One of my all-time favorite movies is ‘Aisha.’ I decided to find reviews of that movie and see how others perceived it as. Mayank Shekhar, an Indian film critic gave the movie a 1/2 star out of 5. Let's find out why.
The critique explains that the movie begins with a wedding of a middle-aged pair with couples sipping on champagne, tinkling & toasting to good health and white sparkling white clothes. He made sure to point out that white is considered an inauspicious color by Hindus. In this movie, Sundays afternoons were reserved for fancy hats at the races. He claims to have never gone for such imagined circles and found them hyped. According to him, these details were necessary.

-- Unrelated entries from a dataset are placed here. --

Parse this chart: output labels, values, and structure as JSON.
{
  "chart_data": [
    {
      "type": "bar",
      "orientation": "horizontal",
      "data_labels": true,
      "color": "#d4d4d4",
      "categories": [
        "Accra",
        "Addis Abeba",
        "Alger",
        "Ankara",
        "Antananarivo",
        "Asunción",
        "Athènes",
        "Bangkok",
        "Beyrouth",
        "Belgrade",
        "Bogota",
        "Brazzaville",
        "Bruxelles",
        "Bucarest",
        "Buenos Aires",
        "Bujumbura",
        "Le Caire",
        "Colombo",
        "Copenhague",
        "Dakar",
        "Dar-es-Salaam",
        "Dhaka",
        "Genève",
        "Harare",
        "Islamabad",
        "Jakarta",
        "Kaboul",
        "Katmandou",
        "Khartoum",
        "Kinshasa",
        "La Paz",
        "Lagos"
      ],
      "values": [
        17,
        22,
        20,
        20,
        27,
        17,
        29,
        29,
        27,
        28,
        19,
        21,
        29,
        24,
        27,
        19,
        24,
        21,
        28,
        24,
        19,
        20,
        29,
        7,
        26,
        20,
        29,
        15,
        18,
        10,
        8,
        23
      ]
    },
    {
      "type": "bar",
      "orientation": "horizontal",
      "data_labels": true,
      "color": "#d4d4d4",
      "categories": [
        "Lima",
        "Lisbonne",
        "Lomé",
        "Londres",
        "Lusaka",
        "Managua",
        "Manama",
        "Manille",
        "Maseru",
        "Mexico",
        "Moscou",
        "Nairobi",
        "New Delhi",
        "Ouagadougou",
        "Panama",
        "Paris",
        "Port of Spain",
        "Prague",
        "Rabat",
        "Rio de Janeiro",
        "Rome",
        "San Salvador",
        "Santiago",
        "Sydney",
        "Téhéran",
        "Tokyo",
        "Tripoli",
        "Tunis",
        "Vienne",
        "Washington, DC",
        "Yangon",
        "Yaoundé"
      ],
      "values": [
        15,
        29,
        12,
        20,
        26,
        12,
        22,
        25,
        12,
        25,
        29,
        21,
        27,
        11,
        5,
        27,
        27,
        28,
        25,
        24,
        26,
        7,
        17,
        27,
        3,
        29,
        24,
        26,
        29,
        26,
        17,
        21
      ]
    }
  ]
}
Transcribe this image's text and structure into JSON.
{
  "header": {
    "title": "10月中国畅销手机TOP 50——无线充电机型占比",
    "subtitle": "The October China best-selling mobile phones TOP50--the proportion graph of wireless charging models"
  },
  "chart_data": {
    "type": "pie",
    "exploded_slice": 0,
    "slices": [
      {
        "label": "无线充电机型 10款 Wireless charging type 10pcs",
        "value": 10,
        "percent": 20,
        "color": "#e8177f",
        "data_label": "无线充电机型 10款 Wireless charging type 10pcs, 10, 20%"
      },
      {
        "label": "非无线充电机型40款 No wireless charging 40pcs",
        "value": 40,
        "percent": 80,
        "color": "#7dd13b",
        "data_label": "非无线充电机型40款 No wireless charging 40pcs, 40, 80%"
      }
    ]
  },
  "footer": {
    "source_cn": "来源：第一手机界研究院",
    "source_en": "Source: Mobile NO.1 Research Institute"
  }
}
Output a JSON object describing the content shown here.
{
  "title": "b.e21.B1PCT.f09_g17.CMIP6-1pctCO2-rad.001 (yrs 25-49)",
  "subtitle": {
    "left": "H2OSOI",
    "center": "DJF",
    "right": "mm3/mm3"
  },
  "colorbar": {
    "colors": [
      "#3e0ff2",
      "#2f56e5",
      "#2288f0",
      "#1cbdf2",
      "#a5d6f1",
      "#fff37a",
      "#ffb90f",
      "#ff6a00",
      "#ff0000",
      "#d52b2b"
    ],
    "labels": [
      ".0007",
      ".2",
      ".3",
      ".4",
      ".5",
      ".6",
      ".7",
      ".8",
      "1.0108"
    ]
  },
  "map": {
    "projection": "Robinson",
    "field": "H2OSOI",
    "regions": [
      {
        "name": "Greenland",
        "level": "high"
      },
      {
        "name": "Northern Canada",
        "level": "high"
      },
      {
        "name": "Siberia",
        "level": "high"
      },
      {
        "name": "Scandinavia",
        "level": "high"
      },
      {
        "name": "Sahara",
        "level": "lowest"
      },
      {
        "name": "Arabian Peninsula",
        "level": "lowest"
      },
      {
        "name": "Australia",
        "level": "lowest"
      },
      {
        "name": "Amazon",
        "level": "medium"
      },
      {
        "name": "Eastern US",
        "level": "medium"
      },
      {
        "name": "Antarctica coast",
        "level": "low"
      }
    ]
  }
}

He then described how he found the New York-based Mira Nair seem to know more about New Delhi’s upper-class and Punjabis as in the movie Monsoon Wedding, than this director.
The film borrows from Jane Austen’s novel Emma.
Sonam Kapoor plays the lead role and she’s Aisha. According to the writer, in this movie, the girls make being single beyond a certain age as if it were a city disease. Sonam heads the sisterhood, a gang of three girls, who are so convinced that they will be able to find a suitable boy to settle with. However, they all have crushes on some guys and eventually end up with them too. He said, Sonam really played the young Aisha who was the unnecessary matchmaker. This heroine also knew her mate Abhay Deol, who was dependable as ever and he’d just be wasting time with Aisha.
The main conflict remains yet the only one possible in urban romances these days: how friends turn lovers eventually, for which he gave a few classic Bollywood examples- Jaane tu ya jaane na, I hate love stories, etc.
He felt that a hidden agenda for female aspiration in other words marketing is adequately fulfilled with those constant camera closes in to capture detailed shots of pencil stilettos, Ferragamo signage at stores, and L'Oreal’s nail polish of obvious shades.
The atmospherics is complete, he wrote. He said the drama was bland, the dialogues were a complete Blah and the vibes were cold. He said in a funny way that there was a use of Hinglish, which really is Hindi and English combined. The couples in the movie rotated in circles and very little makes sense in the movie.
He ended by saying that an odd guy comedian, Cyrus Sahukar would also be more entertaining than a film entirely set around a girl – a chick flick, as they say.
Well, whatever this critique may say, this movie has been and will be my favorite forever.
I personally feel I may have liked it more than he did, for two obvious reasons- one, I’m a girl and this movie is rich, glamorous and fashionable and second, I’m a New Delhiite!